Key Exclusion Criteria:
1. Radiation therapy within 2 weeks prior to first dose; localized radiation therapy
within 1 week prior to first dose
2. Immunotherapy/standard myeloma therapy within 2 weeks prior to first dose (except for
antibody therapy, where 6 weeks are required, and alkylator therapy, where 3 weeks are
required); prior stem cell transplant (SCT) therapy (autologous SCT within the prior 8
weeks; allogeneic SCT within the prior 16 weeks). Patients with prior allogeneic SCT
should not have evidence of moderate-to-severe graft-versus-host disease (GvHD).
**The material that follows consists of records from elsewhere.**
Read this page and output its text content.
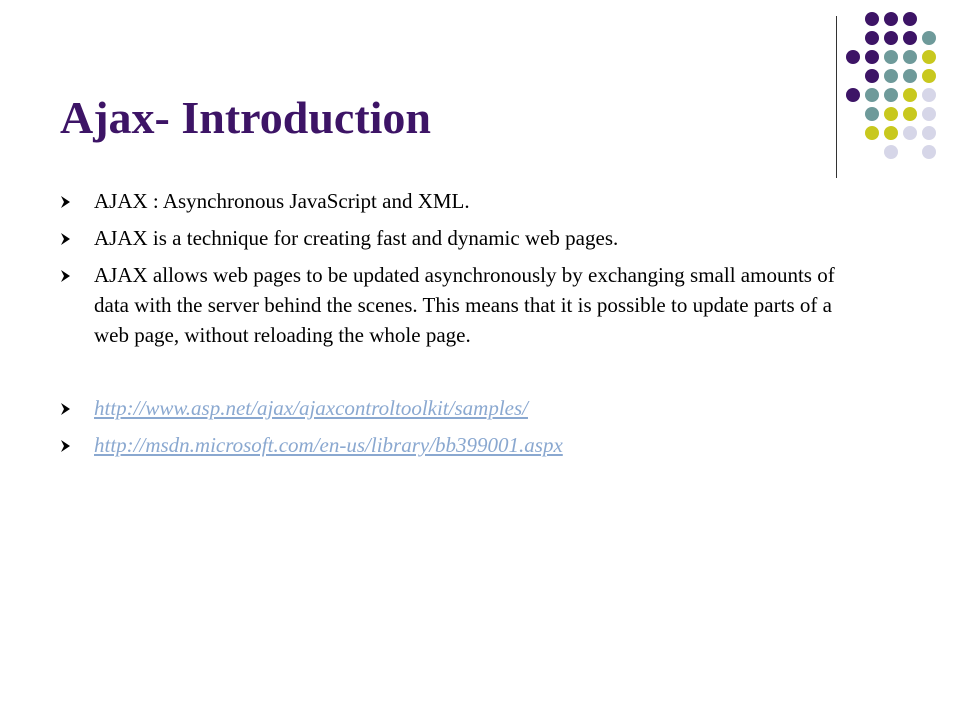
Ajax- Introduction
AJAX : Asynchronous JavaScript and XML.
AJAX is a technique for creating fast and dynamic web pages.
AJAX allows web pages to be updated asynchronously by exchanging small amounts of data with the server behind the scenes. This means that it is possible to update parts of a web page, without reloading the whole page.
http://www.asp.net/ajax/ajaxcontroltoolkit/samples/
http://msdn.microsoft.com/en-us/library/bb399001.aspx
3. Plasmapheresis is not permitted at any time during the Screening period or while the
subject is receiving study treatment. If a subject has started screening procedures
requiring plasmapheresis, or is anticipated to require plasmapheresis during or after
the Screening period, this patient will be considered ineligible and should not be
enrolled.
4. Glucocorticoid therapy within 14 days prior to enrollment that exceeds a cumulative
dose of 160 mg of dexamethasone or equivalent
5. Participation in an investigational therapeutic study within 3 weeks prior to first
dose
6. Prior oprozomib exposure
7. Known hypersensitivity/toxicity or intolerance to dexamethasone
8. Major surgery within 3 weeks prior to first dose
9. Congestive heart failure ([CHF] New York Heart Association Class III to IV),
symptomatic ischemia, conduction abnormalities uncontrolled by conventional
intervention, or myocardial infarction within 6 months prior to first dose
10. Uncontrolled hypertension or uncontrolled diabetes
11. Active infection requiring systemic antibiotics, antivirals, or antifungals within 2
weeks prior to first dose
12. Known or suspected human immunodeficiency virus (HIV) infection or patients who are
HIV seropositive
13. Active hepatitis A, B, or C infection
14. History of previous clinically significant GI bleed in the last 6 months prior to
first dose
15. Significant neuropathy (Grade 3, Grade 4, or Grade 2 with pain) at the time of the
first dose
16. Other malignancy within the past 3 years, with the exception of adequately treated
basal cell carcinoma of the skin, squamous cell skin cancer, thyroid cancer, carcinoma
in situ of the cervix, carcinoma in situ of the breast, prostate cancer of Gleason
Score of 6 or less with stable prostate specific antigen levels, or cancer considered
cured by surgical resection
17. Plasma cell leukemia
18. Female patients who are pregnant or nursing
19. Inability to swallow medication, inability or unwillingness to comply with the drug
administration requirements, or GI condition that could interfere with the oral
absorption or tolerance of treatment
20. Any contraindication to oral hydration (e.g., significant preexisting comorbidity or
fluid restriction)
21. Any clinically significant psychiatric or medical condition that in the opinion of the
investigator could increase patient risk or interfere with protocol adherence or a
patient's ability to give informed consent.